Let us quickly summarize the benefits and trade-offs of serverless computing, since this is use case driven few point assume subjectivity and might get obsolesce as the diverse and dynamic feature evolution and convergence might bridge few gaps or fade away few technologies..

Benefits

  • Manageability Outsourced - Serverless Architecture allows developers to focus on the code that matters to application and not surrounding or other undifferentiating aspects like designing for scalability, high availability, O/S management, capacity management etc.  
  • Low cost & faster Time-to-Market - Lower investment required for inception and building a new application since reusability and communality is the fundamental tenet. Lower Subscription charges as only those compute resources that are needed or run are billed and don't have to pay anything when the code is not executing.  
  • Reduced Deployment Complexity - Packaging and deploying a simple application developed for a Serverless framework involves a compile and upload operation, and is much simpler when compared to traditional packaging & deployment done for an entire server managing versions and patches for OS and other runtime tools environments running on that server.
  • Improved User Experience, Geolocation, and Reduced Latency - Serverless has ability to become a standard approach to offloading functions to execute closer to end users and devices.
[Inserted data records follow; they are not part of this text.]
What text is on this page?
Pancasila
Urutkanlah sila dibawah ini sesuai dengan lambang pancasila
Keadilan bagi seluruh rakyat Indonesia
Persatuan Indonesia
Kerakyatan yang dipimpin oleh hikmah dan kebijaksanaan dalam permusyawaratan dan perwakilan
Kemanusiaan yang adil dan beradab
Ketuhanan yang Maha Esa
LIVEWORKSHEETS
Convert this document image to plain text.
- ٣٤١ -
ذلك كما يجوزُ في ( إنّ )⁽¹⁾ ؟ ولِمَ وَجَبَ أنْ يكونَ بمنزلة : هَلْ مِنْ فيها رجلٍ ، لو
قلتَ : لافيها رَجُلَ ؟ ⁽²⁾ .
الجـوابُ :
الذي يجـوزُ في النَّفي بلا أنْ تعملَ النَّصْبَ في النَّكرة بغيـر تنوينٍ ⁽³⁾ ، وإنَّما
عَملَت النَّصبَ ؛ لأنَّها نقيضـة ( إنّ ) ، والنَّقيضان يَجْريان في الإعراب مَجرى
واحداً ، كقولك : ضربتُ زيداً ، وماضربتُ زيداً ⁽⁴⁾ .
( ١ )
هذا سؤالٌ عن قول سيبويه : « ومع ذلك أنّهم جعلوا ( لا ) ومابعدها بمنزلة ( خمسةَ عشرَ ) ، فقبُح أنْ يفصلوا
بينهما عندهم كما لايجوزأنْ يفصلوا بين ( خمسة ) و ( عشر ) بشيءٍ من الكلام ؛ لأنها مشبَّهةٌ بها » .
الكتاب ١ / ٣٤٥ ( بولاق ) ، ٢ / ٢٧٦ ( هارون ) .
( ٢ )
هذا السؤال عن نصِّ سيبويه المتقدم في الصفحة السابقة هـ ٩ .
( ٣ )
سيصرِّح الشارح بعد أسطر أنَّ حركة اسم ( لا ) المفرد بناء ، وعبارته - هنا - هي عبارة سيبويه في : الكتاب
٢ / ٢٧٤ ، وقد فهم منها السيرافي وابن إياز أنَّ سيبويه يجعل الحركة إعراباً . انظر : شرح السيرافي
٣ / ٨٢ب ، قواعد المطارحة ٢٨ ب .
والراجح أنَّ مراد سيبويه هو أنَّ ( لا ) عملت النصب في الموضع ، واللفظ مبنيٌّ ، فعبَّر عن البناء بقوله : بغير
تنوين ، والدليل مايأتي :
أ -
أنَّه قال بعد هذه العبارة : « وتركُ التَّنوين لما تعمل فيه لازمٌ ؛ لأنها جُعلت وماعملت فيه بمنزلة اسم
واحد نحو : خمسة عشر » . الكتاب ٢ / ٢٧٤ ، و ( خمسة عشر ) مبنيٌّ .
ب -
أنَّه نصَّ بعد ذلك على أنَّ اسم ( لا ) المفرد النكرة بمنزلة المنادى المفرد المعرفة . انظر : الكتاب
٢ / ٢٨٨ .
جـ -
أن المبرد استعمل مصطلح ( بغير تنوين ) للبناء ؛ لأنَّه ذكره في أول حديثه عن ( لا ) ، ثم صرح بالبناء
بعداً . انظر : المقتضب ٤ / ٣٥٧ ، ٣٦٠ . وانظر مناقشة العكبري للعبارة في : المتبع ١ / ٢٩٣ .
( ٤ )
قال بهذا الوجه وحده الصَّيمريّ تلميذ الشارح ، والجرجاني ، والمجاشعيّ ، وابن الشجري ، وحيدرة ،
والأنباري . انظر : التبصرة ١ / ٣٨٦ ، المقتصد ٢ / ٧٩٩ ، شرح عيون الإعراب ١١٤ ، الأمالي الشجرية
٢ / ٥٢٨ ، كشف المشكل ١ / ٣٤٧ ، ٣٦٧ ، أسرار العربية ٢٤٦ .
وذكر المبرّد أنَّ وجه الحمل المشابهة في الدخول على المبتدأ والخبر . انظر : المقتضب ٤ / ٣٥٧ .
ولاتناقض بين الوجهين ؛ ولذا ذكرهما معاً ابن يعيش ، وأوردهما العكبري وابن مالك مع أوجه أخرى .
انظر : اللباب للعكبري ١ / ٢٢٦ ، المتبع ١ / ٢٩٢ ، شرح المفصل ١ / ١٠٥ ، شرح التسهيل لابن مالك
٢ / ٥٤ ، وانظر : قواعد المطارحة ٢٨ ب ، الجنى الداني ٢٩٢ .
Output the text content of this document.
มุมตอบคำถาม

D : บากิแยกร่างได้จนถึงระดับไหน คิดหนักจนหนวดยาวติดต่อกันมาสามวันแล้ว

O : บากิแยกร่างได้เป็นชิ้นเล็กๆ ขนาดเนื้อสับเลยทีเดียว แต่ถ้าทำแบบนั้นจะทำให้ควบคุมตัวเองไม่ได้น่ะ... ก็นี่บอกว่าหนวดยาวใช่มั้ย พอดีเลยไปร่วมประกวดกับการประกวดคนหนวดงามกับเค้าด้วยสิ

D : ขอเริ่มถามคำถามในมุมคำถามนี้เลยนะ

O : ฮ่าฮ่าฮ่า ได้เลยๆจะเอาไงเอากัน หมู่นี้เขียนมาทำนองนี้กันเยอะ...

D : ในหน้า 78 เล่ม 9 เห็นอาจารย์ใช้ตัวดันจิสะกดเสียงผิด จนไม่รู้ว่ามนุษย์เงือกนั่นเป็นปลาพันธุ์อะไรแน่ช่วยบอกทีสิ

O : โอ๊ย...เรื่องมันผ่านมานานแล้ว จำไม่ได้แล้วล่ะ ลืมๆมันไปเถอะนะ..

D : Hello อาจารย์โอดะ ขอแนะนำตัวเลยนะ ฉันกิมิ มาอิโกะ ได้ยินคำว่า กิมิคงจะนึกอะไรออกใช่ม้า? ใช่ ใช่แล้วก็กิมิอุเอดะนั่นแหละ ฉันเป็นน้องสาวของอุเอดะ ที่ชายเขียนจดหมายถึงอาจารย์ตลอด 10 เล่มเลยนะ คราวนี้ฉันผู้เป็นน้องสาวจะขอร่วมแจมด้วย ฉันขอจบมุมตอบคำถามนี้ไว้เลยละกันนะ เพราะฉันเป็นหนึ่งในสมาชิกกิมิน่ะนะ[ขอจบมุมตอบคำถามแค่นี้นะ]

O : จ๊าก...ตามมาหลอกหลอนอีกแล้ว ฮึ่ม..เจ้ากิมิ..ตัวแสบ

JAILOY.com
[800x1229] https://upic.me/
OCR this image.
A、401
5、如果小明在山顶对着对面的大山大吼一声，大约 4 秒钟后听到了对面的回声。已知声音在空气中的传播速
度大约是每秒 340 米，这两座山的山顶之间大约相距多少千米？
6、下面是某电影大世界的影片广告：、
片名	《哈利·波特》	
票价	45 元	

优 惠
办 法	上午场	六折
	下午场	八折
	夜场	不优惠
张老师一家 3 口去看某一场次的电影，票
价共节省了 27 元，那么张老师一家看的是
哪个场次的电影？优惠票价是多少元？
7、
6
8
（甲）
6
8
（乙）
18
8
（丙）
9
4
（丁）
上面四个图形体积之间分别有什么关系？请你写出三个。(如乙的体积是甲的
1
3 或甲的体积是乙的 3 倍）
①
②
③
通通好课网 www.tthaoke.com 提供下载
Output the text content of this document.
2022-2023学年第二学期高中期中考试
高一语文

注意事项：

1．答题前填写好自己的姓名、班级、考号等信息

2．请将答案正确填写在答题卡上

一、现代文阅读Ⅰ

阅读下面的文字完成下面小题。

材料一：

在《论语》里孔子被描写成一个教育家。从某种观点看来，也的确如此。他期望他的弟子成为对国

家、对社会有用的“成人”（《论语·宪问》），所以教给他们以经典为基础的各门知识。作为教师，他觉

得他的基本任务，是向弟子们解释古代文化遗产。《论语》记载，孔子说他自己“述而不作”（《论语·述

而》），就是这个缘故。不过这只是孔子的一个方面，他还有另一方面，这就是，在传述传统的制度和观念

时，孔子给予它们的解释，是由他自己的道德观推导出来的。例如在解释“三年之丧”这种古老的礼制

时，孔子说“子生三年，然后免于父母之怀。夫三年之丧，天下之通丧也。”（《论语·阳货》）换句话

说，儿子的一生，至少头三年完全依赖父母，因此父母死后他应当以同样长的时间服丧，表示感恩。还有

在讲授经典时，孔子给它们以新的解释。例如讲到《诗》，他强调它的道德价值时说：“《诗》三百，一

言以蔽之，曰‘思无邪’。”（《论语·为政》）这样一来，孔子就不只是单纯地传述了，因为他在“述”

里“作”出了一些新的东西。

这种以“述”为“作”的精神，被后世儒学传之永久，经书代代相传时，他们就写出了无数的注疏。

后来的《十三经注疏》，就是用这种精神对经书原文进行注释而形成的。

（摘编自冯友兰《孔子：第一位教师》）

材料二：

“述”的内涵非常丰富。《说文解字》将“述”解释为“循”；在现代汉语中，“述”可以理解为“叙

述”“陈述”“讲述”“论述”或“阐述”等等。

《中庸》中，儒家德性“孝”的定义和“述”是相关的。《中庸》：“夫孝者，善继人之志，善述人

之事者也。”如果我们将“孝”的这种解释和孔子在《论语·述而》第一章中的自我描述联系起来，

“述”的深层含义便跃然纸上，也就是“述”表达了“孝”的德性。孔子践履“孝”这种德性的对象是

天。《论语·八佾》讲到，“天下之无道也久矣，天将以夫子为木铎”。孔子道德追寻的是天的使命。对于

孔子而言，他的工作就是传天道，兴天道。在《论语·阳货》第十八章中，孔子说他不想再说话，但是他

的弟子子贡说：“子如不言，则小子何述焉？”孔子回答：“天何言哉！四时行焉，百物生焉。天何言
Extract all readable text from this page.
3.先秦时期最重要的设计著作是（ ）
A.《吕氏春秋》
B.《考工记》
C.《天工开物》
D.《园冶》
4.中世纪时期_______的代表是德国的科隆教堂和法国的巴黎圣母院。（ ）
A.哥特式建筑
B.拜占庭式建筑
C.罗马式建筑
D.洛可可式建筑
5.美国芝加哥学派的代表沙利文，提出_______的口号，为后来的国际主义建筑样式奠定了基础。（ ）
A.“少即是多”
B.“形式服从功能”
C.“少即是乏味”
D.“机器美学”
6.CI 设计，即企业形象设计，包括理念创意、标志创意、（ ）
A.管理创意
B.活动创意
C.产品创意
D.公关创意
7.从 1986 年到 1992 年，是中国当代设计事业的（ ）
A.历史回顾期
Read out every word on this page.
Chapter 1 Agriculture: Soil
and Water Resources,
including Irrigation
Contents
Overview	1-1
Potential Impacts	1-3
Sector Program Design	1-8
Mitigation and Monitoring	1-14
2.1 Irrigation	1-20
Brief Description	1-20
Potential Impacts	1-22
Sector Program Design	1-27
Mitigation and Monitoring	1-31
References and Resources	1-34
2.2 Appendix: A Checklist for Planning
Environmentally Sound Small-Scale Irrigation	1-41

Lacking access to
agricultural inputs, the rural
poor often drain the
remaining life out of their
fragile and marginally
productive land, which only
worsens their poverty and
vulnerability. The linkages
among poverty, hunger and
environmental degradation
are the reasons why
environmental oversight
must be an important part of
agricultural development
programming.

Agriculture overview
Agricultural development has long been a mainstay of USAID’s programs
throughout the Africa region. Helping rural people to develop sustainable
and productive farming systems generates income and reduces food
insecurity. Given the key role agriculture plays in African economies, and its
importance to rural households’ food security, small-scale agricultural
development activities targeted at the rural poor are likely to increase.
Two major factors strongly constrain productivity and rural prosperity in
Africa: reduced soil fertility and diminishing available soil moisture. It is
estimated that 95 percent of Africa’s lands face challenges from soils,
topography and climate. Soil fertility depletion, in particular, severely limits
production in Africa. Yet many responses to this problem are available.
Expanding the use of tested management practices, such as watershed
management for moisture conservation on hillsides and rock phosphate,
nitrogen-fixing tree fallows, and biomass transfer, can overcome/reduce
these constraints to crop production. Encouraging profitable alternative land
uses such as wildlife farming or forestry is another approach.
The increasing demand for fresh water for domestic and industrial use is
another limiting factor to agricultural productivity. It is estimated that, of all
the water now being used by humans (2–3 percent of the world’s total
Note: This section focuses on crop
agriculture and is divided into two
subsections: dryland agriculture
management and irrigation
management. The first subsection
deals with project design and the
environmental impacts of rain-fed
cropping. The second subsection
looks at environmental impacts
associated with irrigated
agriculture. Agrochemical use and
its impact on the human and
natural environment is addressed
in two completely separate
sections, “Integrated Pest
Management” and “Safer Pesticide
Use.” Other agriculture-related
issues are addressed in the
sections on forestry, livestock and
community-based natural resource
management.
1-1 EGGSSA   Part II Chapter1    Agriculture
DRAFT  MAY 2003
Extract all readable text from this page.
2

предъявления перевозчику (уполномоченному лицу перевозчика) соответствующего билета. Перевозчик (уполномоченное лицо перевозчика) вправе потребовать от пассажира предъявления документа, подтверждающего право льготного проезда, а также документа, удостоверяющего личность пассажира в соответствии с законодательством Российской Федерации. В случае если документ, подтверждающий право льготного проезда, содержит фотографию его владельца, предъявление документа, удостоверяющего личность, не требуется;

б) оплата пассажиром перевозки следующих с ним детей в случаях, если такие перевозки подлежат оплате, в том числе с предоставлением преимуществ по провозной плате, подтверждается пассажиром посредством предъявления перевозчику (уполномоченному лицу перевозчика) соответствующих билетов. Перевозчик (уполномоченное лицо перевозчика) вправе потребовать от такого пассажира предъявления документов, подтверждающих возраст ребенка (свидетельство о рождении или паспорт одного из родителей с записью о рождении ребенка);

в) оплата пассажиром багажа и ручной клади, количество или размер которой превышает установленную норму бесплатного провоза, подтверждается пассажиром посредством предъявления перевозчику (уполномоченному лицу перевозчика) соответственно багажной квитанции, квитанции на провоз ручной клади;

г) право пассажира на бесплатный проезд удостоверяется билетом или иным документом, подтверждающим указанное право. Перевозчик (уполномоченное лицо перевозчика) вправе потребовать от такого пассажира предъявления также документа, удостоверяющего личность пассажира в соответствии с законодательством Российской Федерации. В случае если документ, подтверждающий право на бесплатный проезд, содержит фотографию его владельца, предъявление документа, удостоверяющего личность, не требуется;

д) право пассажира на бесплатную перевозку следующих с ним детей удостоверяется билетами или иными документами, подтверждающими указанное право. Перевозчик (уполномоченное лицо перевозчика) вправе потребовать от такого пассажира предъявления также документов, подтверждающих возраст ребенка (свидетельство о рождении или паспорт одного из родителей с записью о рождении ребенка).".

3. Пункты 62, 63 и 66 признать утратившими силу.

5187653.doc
With Serverless, providers have points of presence near every user, and apps perform equally well for everyone. 

Trade-offs

  • Third-Party Vendor Locking - A major trade-off for utilizing Serverless Architecture is the dependence on third party vendors and services, leading to lack of control on concerns like system downtime, unexpected limits, cost changes, loss of functionality, limited choice of component upgrades, forced API upgrades etc.   
  • The Hidden Costs - While Serverless may lead to reduced operations costs, development costs and application complexity are increased. Projects that in the past would have been developed by small to medium sized teams, now require many small teams and significant product and team management complexity to move forward as each function and runtime code is managed differently yet coherence of the workflow, data management and runtime stateful-ness limitations.
  • Increased Development and Testing Complexity - Serverless Architecture brings along with complexity of splitting a single application into a fabric of services and functions, which significantly increases with the number and variety of services. Similarly running integration tests and performing load testing for a Serverless platform is hard, since there is a dependency on externally provided systems for running testing scenarios.

 

In summary, Serverless Architecture has set the stage for a level changing field of technology and vendor lock-in that used to be a concern the early days of software development when Open Source was relatively unknown and organizations had to completely rely on vendors for their offerings. We will witness large scale transition as more and more reference use-cases of Serverless architecture turn into actual running implementations, and start addressing the business realities with scales and volumes one expects as a turning point. Needless to say, the possibilities are endless.